All in all, Dan Slott's work on the title was definitely the most consistent; he was the author who most often struck the proper balance of that old-school Spidey style combined with contemporary storytelling mechanics. Given that Mark Waid and Marc Guggenheim, the other writers whose work most often hit home, each have commitments to other publishing houses, it's no wonder he was given the sole reins of the title moving forward. I wish that artists such as Mike McKone and Paul Azaceta were slated to be involved in “Big Time,” but the talent lined up, Humberto Ramos, Marcos Martin, and Stefano Caselli, still offers a lot of promise.

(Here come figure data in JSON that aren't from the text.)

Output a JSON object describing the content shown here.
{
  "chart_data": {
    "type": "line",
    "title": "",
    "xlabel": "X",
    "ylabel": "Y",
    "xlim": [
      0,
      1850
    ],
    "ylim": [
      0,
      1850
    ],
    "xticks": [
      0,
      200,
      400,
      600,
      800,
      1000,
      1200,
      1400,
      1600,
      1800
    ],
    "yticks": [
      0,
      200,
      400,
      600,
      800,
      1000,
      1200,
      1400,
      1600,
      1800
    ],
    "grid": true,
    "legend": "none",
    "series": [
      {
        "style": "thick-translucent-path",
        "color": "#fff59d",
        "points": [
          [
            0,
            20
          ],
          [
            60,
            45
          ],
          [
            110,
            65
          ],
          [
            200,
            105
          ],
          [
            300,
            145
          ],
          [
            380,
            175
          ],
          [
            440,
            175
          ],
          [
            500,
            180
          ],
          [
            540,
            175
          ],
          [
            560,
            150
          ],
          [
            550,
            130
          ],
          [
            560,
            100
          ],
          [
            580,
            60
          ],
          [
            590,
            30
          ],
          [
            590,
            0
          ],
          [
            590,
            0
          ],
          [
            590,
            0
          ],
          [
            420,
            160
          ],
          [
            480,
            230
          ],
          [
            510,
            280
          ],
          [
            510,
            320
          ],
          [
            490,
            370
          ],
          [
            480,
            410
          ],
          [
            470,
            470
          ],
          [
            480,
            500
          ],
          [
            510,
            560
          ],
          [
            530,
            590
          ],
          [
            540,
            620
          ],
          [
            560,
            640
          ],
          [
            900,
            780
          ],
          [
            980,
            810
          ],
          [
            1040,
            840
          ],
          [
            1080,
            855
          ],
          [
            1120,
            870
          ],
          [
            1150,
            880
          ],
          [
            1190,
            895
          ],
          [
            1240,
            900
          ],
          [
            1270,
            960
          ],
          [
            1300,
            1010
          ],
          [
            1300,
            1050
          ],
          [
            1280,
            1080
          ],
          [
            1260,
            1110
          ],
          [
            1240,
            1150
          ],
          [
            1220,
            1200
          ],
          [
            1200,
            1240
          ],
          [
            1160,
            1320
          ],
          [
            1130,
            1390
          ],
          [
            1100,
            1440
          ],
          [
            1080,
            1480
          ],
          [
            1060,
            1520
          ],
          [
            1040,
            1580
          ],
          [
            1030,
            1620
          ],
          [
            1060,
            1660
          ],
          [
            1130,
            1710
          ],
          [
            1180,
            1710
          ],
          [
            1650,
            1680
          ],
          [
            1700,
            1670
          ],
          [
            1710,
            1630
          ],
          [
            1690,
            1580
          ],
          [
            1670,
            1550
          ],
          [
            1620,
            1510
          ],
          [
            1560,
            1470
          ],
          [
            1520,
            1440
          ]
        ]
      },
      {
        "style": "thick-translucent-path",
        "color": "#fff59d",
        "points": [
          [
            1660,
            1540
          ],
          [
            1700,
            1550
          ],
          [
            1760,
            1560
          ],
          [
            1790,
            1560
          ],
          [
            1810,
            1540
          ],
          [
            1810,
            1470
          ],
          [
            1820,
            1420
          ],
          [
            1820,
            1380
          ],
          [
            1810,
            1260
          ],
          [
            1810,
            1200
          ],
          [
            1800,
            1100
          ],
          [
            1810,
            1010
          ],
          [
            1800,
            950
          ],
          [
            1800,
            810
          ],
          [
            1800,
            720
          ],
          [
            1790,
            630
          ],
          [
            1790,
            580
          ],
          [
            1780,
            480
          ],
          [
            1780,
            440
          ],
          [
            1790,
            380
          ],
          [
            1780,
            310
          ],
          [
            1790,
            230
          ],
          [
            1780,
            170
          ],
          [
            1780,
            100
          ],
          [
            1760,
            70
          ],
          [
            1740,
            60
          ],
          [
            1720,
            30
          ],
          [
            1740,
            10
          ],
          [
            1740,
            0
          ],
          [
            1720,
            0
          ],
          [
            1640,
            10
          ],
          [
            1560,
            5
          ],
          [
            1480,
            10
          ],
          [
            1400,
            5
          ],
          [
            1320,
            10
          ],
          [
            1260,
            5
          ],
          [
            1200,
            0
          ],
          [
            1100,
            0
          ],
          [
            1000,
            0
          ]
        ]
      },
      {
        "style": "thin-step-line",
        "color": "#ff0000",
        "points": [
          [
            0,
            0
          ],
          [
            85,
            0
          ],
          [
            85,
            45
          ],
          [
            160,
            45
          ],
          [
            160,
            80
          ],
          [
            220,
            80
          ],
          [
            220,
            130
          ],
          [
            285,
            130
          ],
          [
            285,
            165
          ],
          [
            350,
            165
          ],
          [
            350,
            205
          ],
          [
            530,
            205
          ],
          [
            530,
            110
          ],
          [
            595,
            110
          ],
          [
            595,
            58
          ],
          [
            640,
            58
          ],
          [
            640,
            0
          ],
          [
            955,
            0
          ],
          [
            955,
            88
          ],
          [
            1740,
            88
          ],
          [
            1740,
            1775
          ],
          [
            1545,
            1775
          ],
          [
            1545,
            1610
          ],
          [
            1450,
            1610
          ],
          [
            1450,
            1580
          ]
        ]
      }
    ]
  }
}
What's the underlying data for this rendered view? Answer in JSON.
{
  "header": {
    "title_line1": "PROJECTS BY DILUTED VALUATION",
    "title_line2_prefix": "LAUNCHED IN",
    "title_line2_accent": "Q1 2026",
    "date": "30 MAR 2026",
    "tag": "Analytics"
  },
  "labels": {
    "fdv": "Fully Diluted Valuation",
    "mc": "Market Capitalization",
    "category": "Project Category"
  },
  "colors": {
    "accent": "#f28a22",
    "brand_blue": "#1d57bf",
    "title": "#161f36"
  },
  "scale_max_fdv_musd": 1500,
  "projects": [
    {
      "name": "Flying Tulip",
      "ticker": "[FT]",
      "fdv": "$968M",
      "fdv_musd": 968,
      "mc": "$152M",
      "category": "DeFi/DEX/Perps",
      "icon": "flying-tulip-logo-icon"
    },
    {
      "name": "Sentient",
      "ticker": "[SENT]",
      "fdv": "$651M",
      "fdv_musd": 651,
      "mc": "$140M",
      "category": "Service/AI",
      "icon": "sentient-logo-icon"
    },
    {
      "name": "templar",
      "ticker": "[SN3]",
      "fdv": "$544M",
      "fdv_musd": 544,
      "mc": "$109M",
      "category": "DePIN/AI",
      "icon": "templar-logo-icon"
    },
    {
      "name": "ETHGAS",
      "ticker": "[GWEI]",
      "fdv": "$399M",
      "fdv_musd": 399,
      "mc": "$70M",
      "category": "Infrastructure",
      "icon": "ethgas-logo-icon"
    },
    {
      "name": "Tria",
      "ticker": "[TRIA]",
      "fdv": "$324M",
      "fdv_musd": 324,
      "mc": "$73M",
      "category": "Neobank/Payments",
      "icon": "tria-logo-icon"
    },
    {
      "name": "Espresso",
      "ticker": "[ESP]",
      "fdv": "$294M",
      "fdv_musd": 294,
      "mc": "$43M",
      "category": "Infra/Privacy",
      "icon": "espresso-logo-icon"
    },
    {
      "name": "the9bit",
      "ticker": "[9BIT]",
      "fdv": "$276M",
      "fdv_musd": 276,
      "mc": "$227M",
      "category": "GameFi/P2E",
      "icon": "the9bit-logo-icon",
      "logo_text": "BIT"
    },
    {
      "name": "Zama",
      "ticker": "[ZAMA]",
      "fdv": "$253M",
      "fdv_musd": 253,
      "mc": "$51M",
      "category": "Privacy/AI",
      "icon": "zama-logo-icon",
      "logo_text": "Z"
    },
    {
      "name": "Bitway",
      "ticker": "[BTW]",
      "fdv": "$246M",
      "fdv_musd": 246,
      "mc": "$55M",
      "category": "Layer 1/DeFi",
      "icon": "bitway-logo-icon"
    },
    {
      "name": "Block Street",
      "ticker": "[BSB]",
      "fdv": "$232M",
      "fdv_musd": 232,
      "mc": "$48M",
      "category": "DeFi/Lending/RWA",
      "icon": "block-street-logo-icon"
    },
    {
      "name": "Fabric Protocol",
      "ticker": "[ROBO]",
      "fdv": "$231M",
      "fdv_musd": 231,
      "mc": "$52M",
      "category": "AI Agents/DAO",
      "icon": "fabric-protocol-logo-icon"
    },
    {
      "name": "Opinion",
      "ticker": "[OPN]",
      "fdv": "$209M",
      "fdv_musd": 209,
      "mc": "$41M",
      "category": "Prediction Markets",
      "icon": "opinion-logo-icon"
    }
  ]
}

In the end, Brand New Day wasn't perfect; it had the same ups and downs of any 100+ issues of almost any given comic. Some stories didn't work, but really, several of the tales presented can be counted among the best of the last 20 years. Though I assumed, going in, that the distaste that many had for “One More Day,” and the comics that preceded it would make it difficult to enjoy Brand New Day, the arc truly lived up to its name, bringing Spider-Man into the 21st century in a way that felt right, stayed exciting, and brought the character back to his roots, a place he hadn't been in some time. While it's doubtful that the entirety of the last two years will be looked upon in future as the pinnacle of Spider-Man's adventures, many of the stories told during Brand New Day will stand the test of time, and the run, as a whole, will almost certainly be looked on as the catalyst for stories that may reach that lofty goal. With that in mind, I'd call Brand New Day a true success.